Yesterday the Census Bureau released its annual Profile of U.S. Importing and Exporting Companies, which details the characteristics of U.S. merchandise trading companies in 2013. The report, a joint project between Census and the International Trade Administration (ITA), includes information on company size, industry sector, geographic location, and export markets. More than 304,000 U.S. companies exported goods in 2013, which is a 10 percent increase from 2009, when the National Export Initiative (NEI) was first announced by President Obama.
The Profile especially highlights the role of small businesses in export industries. Small- and medium-sized enterprises, or SMEs, which are firms with fewer than 500 employees, accounted for 98 percent of the number of U.S. exporters in 2013 and $471 billion in known value of goods exports*. The majority of SME exporters ship goods to at least one of our NAFTA partner countries, Canada or Mexico, with the U.K., China, and Germany, also serving as top markets for SME exports. In fact, the known value of SME exports to Mexico increased by nearly 19 percent between 2012 and 2013. Similarly, SME exports, by value, grew by 5 percent to Colombia during its second year as a U.S. free trade agreement partner. Nearly 21,000 SMEs exported goods to South Korea and more than 14,000 exported to Colombia in 2013, both of which became U.S. free trade partners in 2012.
The majority of U.S. exporters are non-manufacturing firms, and SMEs account for the majority of these non-manufacturing companies. Wholesale trade companies and other non-manufacturing firms made up 76 percent of SME exporters. These SMEs contributed 55 percent of the non-manufacturing sector’s $562 billion in exports. Manufacturing firms account for less than a quarter of U.S. exporters; however, this sector accounted for 60 percent of total known export value in 2013, much of which was generated by large firms.
SMEs can also be a critical driver for economic growth through exports at the state level. In fact, SMEs were responsible for more than half of known goods exports in Montana, Rhode Island, Florida, Wyoming, New York, Hawaii, and Maine. Texas added nearly 700 SME exporters in 2013, which represented the largest increase in total exporters by state across the U.S. that year.
Small- and medium-sized firms stand to gain by expanding their reach in the global marketplace. The majority of SMEs (59 percent) exported to a single foreign market in 2013, while the majority of large companies (55 percent) exported to five or more countries. SMEs often face additional trade barriers overseas compared to large companies that use offshore business affiliates to more easily facilitate exports to a target market. Despite these obstacles, almost 93,000 SMEs exported goods to the European Union in 2013, and exports from all companies to the Pacific Rim region increased by $8 billion between 2012 and 2013. Both markets represent opportunities for continued and increasing growth.
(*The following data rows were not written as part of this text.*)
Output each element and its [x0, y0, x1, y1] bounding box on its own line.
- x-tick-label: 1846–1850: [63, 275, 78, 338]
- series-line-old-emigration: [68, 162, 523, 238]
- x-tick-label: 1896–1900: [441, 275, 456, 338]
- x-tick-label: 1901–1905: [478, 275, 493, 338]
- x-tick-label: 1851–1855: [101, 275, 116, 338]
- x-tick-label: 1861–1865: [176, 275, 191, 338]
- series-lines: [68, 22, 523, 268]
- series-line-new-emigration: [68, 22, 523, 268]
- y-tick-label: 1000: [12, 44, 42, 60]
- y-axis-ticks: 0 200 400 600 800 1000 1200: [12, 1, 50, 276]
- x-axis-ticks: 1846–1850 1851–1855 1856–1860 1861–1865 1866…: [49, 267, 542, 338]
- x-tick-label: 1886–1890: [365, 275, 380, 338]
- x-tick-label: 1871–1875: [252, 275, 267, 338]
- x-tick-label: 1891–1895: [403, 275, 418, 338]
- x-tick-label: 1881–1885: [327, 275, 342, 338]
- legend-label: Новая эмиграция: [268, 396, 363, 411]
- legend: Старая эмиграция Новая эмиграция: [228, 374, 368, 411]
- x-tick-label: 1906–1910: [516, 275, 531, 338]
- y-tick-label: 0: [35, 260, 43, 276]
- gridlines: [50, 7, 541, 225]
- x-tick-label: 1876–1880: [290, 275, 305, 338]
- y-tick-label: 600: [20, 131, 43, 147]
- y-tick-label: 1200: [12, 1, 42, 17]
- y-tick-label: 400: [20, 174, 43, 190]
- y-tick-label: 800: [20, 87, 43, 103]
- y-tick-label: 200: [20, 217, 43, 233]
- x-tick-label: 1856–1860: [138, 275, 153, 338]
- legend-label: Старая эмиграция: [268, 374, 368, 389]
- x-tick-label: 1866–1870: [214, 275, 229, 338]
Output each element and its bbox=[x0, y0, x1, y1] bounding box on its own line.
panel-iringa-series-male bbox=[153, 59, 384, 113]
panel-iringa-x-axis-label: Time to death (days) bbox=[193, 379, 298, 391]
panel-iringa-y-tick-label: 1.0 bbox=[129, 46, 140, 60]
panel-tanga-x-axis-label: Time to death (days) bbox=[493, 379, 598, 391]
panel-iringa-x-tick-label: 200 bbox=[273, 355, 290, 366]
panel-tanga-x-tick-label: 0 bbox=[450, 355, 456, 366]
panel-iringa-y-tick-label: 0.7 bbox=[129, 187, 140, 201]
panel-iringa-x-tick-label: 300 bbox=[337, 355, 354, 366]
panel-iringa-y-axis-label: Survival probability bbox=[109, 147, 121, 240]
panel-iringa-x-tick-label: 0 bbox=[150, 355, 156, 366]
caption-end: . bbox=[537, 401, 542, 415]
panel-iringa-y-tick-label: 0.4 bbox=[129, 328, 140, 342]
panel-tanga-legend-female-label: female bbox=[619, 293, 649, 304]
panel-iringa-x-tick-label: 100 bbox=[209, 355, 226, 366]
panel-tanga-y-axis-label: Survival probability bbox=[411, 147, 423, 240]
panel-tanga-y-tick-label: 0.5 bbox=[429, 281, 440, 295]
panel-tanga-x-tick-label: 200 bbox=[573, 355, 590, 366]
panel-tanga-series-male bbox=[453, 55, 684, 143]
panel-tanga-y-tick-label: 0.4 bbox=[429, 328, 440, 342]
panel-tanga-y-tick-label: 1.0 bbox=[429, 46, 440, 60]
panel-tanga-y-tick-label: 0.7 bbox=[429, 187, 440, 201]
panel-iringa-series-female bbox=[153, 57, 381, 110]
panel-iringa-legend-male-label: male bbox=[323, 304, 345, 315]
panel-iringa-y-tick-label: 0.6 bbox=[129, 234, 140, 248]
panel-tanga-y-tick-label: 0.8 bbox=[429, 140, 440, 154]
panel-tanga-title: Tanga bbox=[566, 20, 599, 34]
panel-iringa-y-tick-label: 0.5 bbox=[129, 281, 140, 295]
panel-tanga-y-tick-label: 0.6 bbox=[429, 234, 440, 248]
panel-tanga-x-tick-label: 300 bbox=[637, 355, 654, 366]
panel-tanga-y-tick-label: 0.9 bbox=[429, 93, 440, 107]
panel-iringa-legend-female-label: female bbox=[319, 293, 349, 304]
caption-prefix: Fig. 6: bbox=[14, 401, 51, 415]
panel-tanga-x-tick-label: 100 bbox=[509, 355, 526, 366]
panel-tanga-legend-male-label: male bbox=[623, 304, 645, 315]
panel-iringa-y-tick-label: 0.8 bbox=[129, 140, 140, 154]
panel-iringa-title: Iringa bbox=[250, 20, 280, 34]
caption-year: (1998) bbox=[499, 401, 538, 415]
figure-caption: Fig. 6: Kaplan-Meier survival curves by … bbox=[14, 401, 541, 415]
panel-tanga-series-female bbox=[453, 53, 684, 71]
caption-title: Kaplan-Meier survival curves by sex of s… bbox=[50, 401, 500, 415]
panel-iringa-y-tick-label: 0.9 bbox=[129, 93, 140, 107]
Current and future U.S. free trade agreements, including those under negotiation with the EU and through the TPP, will be beneficial for all U.S. companies, especially SMEs, to gain market access to half of the global economy and continue growing America’s export footprint overseas.
* “Known value” refers to export transactions that can be linked to a specific company, so in many cases these figures may be underestimated.